Эта роль, созданная Крючковым, поразительна по своему глубокому психологизму. Актер нигде не ставил нравственные акценты, нигде не выделял те или иные черты своего героя – он дал возможность самому зрителю разобраться в характере, который создал мощной силой своего таланта.
Кстати, для давнего товарища Крючкова Бориса Андреева роль Лазаря Баукина тоже станет «переломной» в творчестве. В ту пору Бориса Федоровича начинают привлекать люди трудной, часто трагической судьбы, которые наделены острым чувством справедливости и так и не нашли в жизни эту самую справедливость.
Лазарь Баукин как раз один из таких людей. Он доверился Малышеву не как представителю власти, а как человеку, который понял его и не стал стучать кулаком по столу, обвиняя в пособничестве бандитам. А когда это доверие будет грубо растоптано, Баукин не Веньку Малышева станет упрекать в вероломстве – он утвердится в мысли, что новая власть такая же жестокая и несправедливая, как и старая. И тогда станет ясно, что неустрашимый Начальник, рискующий жизнью в борьбе за эту власть, сам более опасен для нее, чем бандит Воронцов.
Роль начальника уголовного розыска окончательно утвердила Крючкова в новом амплуа. Тот же самый актер, который три десятка лет тому назад завоевал любовь зрителей как исполнитель ролей веселых и озорных парней, умеющих и спеть, и сплясать, и на гармошке сыграть, а в трудных обстоятельствах показать и свой мужественный характер, неожиданно предстал человеком, умудренным опытом, мучительно ищущим свое место в жизни, осознающим, насколько эта самая жизнь сложна, противоречива и порой беспощадна.
Это был и тот и не тот Крючков – узнаваем и не узнаваем. А иначе и быть не могло: за тридцать лет изменилась страна, люди, и вместе с ними менялся и актер, воплощающий в себе образ героя своего времени. И если что и осталось неизменным, так это его человеческие качества, которые подпитывала неистребимая вера в добро и справедливость. И когда новые герои Крючкова начинают испытывать эту веру на крепость, то не всегда выходят победителями. И Николай Афанасьевич покажет это, сыграв в фильме Скуйбина «Суд» роль Семена Тетерина.
Потом режиссер напишет:
«Семен Тетерин не просто новая роль в творчестве Крючкова. И он сыграл ее не только потому, что материал давал ему эту возможность, но главным образом потому, что как актер он был готов к этому шагу, к этому открытию в себе. Медленно, исподволь Крючков поднимал «потолок» своего дарования. И вот произошел перелом. Роль Семена Тетерина – качественно новая ступень в творчестве актера. Она открывала перед ним новые перспективы».
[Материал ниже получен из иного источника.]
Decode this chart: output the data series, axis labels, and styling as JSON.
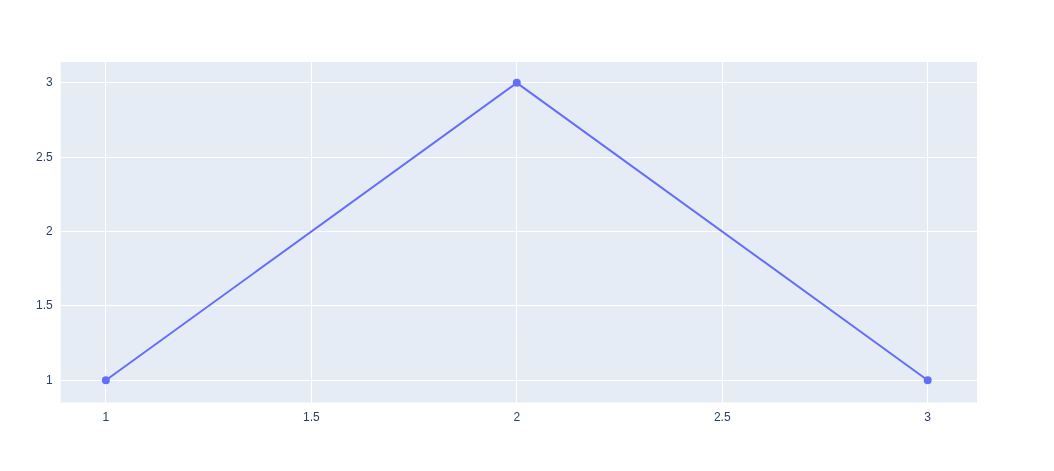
{
  "chart_data": {
    "type": "line",
    "x": [
      1,
      2,
      3
    ],
    "series": [
      {
        "color": "#636efa",
        "values": [
          1,
          3,
          1
        ]
      }
    ],
    "xlim": [
      0.89,
      3.12
    ],
    "ylim": [
      0.85,
      3.14
    ],
    "xticks": [
      1,
      1.5,
      2,
      2.5,
      3
    ],
    "yticks": [
      1,
      1.5,
      2,
      2.5,
      3
    ],
    "grid": true,
    "legend": false,
    "marker": "circle",
    "line_style": "solid"
  }
}
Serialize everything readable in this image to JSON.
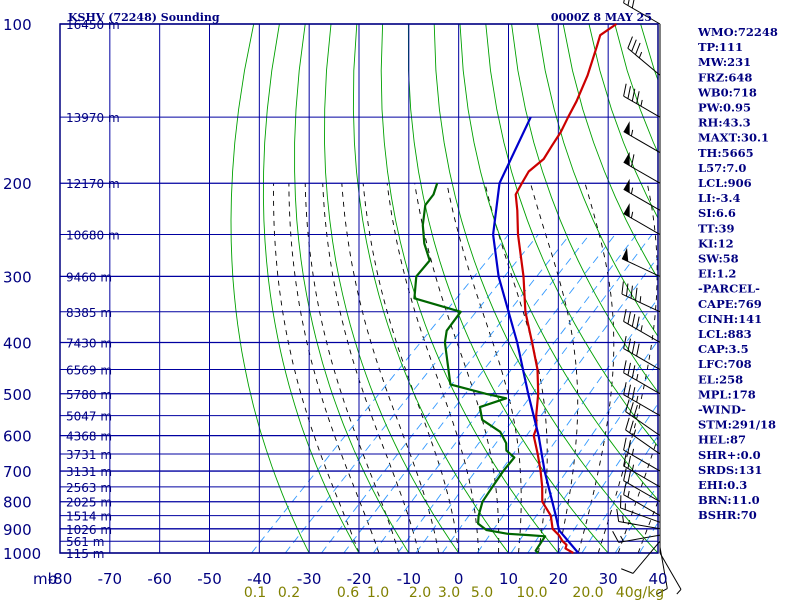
{
  "header": {
    "station": "KSHV (72248) Sounding",
    "datetime": "0000Z  8 MAY 25"
  },
  "indices": [
    "WMO:72248",
    "TP:111",
    "MW:231",
    "FRZ:648",
    "WB0:718",
    "PW:0.95",
    "RH:43.3",
    "MAXT:30.1",
    "TH:5665",
    "L57:7.0",
    "LCL:906",
    "LI:-3.4",
    "SI:6.6",
    "TT:39",
    "KI:12",
    "SW:58",
    "EI:1.2",
    "-PARCEL-",
    "CAPE:769",
    "CINH:141",
    "LCL:883",
    "CAP:3.5",
    "LFC:708",
    "EL:258",
    "MPL:178",
    "-WIND-",
    "STM:291/18",
    "HEL:87",
    "SHR+:0.0",
    "SRDS:131",
    "EHI:0.3",
    "BRN:11.0",
    "BSHR:70"
  ],
  "colors": {
    "frame": "#000080",
    "isobar": "#0000a0",
    "isotherm": "#0000a0",
    "dry_adiabat": "#00a000",
    "moist_adiabat": "#000000",
    "mixing_ratio": "#3399ff",
    "temperature": "#cc0000",
    "dewpoint": "#006600",
    "parcel": "#0000cc",
    "wind_barb": "#000000",
    "mixing_label": "#808000"
  },
  "chart_data": {
    "type": "line",
    "title": "KSHV (72248) Sounding",
    "subtitle": "0000Z  8 MAY 25",
    "ylabel": "mb",
    "y_scale": "log-pressure",
    "ylim": [
      1000,
      100
    ],
    "xlim": [
      -80,
      40
    ],
    "pressure_ticks": [
      "100",
      "200",
      "300",
      "400",
      "500",
      "600",
      "700",
      "800",
      "900",
      "1000"
    ],
    "temperature_ticks": [
      "-80",
      "-70",
      "-60",
      "-50",
      "-40",
      "-30",
      "-20",
      "-10",
      "0",
      "10",
      "20",
      "30",
      "40"
    ],
    "mixing_ratio_ticks": [
      "0.1",
      "0.2",
      "0.6",
      "1.0",
      "2.0",
      "3.0",
      "5.0",
      "10.0",
      "20.0",
      "40g/kg"
    ],
    "height_labels": [
      {
        "p": 100,
        "label": "16450 m"
      },
      {
        "p": 150,
        "label": "13970 m"
      },
      {
        "p": 200,
        "label": "12170 m"
      },
      {
        "p": 250,
        "label": "10680 m"
      },
      {
        "p": 300,
        "label": "9460 m"
      },
      {
        "p": 350,
        "label": "8385 m"
      },
      {
        "p": 400,
        "label": "7430 m"
      },
      {
        "p": 450,
        "label": "6569 m"
      },
      {
        "p": 500,
        "label": "5780 m"
      },
      {
        "p": 550,
        "label": "5047 m"
      },
      {
        "p": 600,
        "label": "4368 m"
      },
      {
        "p": 650,
        "label": "3731 m"
      },
      {
        "p": 700,
        "label": "3131 m"
      },
      {
        "p": 750,
        "label": "2563 m"
      },
      {
        "p": 800,
        "label": "2025 m"
      },
      {
        "p": 850,
        "label": "1514 m"
      },
      {
        "p": 900,
        "label": "1026 m"
      },
      {
        "p": 950,
        "label": "561 m"
      },
      {
        "p": 1000,
        "label": "115 m"
      }
    ],
    "series": [
      {
        "key": "temperature",
        "points": [
          [
            1000,
            23.0
          ],
          [
            980,
            20.5
          ],
          [
            965,
            20.0
          ],
          [
            950,
            18.5
          ],
          [
            925,
            16.5
          ],
          [
            900,
            14.0
          ],
          [
            850,
            11.0
          ],
          [
            800,
            6.5
          ],
          [
            750,
            3.5
          ],
          [
            700,
            0.0
          ],
          [
            650,
            -4.0
          ],
          [
            600,
            -8.5
          ],
          [
            580,
            -9.5
          ],
          [
            550,
            -12.0
          ],
          [
            500,
            -16.0
          ],
          [
            450,
            -21.0
          ],
          [
            400,
            -27.5
          ],
          [
            350,
            -35.0
          ],
          [
            300,
            -42.5
          ],
          [
            250,
            -52.0
          ],
          [
            225,
            -57.0
          ],
          [
            210,
            -60.5
          ],
          [
            200,
            -61.5
          ],
          [
            190,
            -62.5
          ],
          [
            180,
            -62.0
          ],
          [
            170,
            -63.0
          ],
          [
            160,
            -64.0
          ],
          [
            150,
            -65.5
          ],
          [
            140,
            -67.0
          ],
          [
            125,
            -70.0
          ],
          [
            110,
            -74.0
          ],
          [
            105,
            -75.5
          ],
          [
            100,
            -74.5
          ]
        ]
      },
      {
        "key": "dewpoint",
        "points": [
          [
            1000,
            16.0
          ],
          [
            990,
            15.0
          ],
          [
            960,
            14.5
          ],
          [
            930,
            14.0
          ],
          [
            925,
            10.5
          ],
          [
            920,
            6.0
          ],
          [
            905,
            1.0
          ],
          [
            880,
            -2.0
          ],
          [
            850,
            -3.5
          ],
          [
            800,
            -5.5
          ],
          [
            750,
            -6.5
          ],
          [
            700,
            -7.5
          ],
          [
            660,
            -8.0
          ],
          [
            640,
            -11.0
          ],
          [
            620,
            -12.5
          ],
          [
            590,
            -16.0
          ],
          [
            560,
            -22.0
          ],
          [
            530,
            -25.0
          ],
          [
            510,
            -21.5
          ],
          [
            500,
            -26.5
          ],
          [
            480,
            -35.5
          ],
          [
            400,
            -45.0
          ],
          [
            380,
            -47.0
          ],
          [
            350,
            -48.0
          ],
          [
            330,
            -60.0
          ],
          [
            300,
            -64.0
          ],
          [
            280,
            -64.5
          ],
          [
            260,
            -69.0
          ],
          [
            240,
            -73.0
          ],
          [
            220,
            -76.5
          ],
          [
            210,
            -77.0
          ],
          [
            200,
            -78.5
          ]
        ]
      },
      {
        "key": "parcel",
        "points": [
          [
            1000,
            24.0
          ],
          [
            906,
            15.6
          ],
          [
            850,
            12.0
          ],
          [
            800,
            8.5
          ],
          [
            700,
            0.8
          ],
          [
            600,
            -7.5
          ],
          [
            500,
            -18.0
          ],
          [
            400,
            -30.5
          ],
          [
            300,
            -47.5
          ],
          [
            250,
            -57.0
          ],
          [
            200,
            -66.0
          ],
          [
            150,
            -73.0
          ]
        ]
      }
    ],
    "wind_profile": [
      {
        "p": 1000,
        "dir": 150,
        "spd": 5
      },
      {
        "p": 975,
        "dir": 170,
        "spd": 10
      },
      {
        "p": 950,
        "dir": 220,
        "spd": 10
      },
      {
        "p": 925,
        "dir": 260,
        "spd": 15
      },
      {
        "p": 900,
        "dir": 280,
        "spd": 15
      },
      {
        "p": 875,
        "dir": 290,
        "spd": 15
      },
      {
        "p": 850,
        "dir": 300,
        "spd": 15
      },
      {
        "p": 800,
        "dir": 300,
        "spd": 20
      },
      {
        "p": 750,
        "dir": 300,
        "spd": 25
      },
      {
        "p": 700,
        "dir": 300,
        "spd": 25
      },
      {
        "p": 650,
        "dir": 305,
        "spd": 25
      },
      {
        "p": 600,
        "dir": 305,
        "spd": 30
      },
      {
        "p": 550,
        "dir": 300,
        "spd": 35
      },
      {
        "p": 500,
        "dir": 300,
        "spd": 35
      },
      {
        "p": 450,
        "dir": 300,
        "spd": 40
      },
      {
        "p": 400,
        "dir": 300,
        "spd": 45
      },
      {
        "p": 350,
        "dir": 295,
        "spd": 45
      },
      {
        "p": 300,
        "dir": 295,
        "spd": 50
      },
      {
        "p": 250,
        "dir": 300,
        "spd": 55
      },
      {
        "p": 225,
        "dir": 300,
        "spd": 55
      },
      {
        "p": 200,
        "dir": 300,
        "spd": 60
      },
      {
        "p": 175,
        "dir": 300,
        "spd": 55
      },
      {
        "p": 150,
        "dir": 300,
        "spd": 45
      },
      {
        "p": 125,
        "dir": 310,
        "spd": 35
      },
      {
        "p": 100,
        "dir": 300,
        "spd": 30
      }
    ]
  }
}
И еще Скуйбин особенное внимание обратит на глаза:
«Трудно забыть глаза актера – глаза думающего, страдающего человека, говорящие больше целых монологов».
Дело в том, что автор одноименной повести Владимир Тендряков был очень скуп на монологи и диалоги. Переживания своего героя он не показывал, а описывал. Описанием ограничился и когда писал сценарий: минимум текста, максимум внутренней борьбы с самим собой. И Крючков выражал все оттенки чувств героя характерным взглядом – взглядом страдающего, обреченного, непонятого человека трагической судьбы.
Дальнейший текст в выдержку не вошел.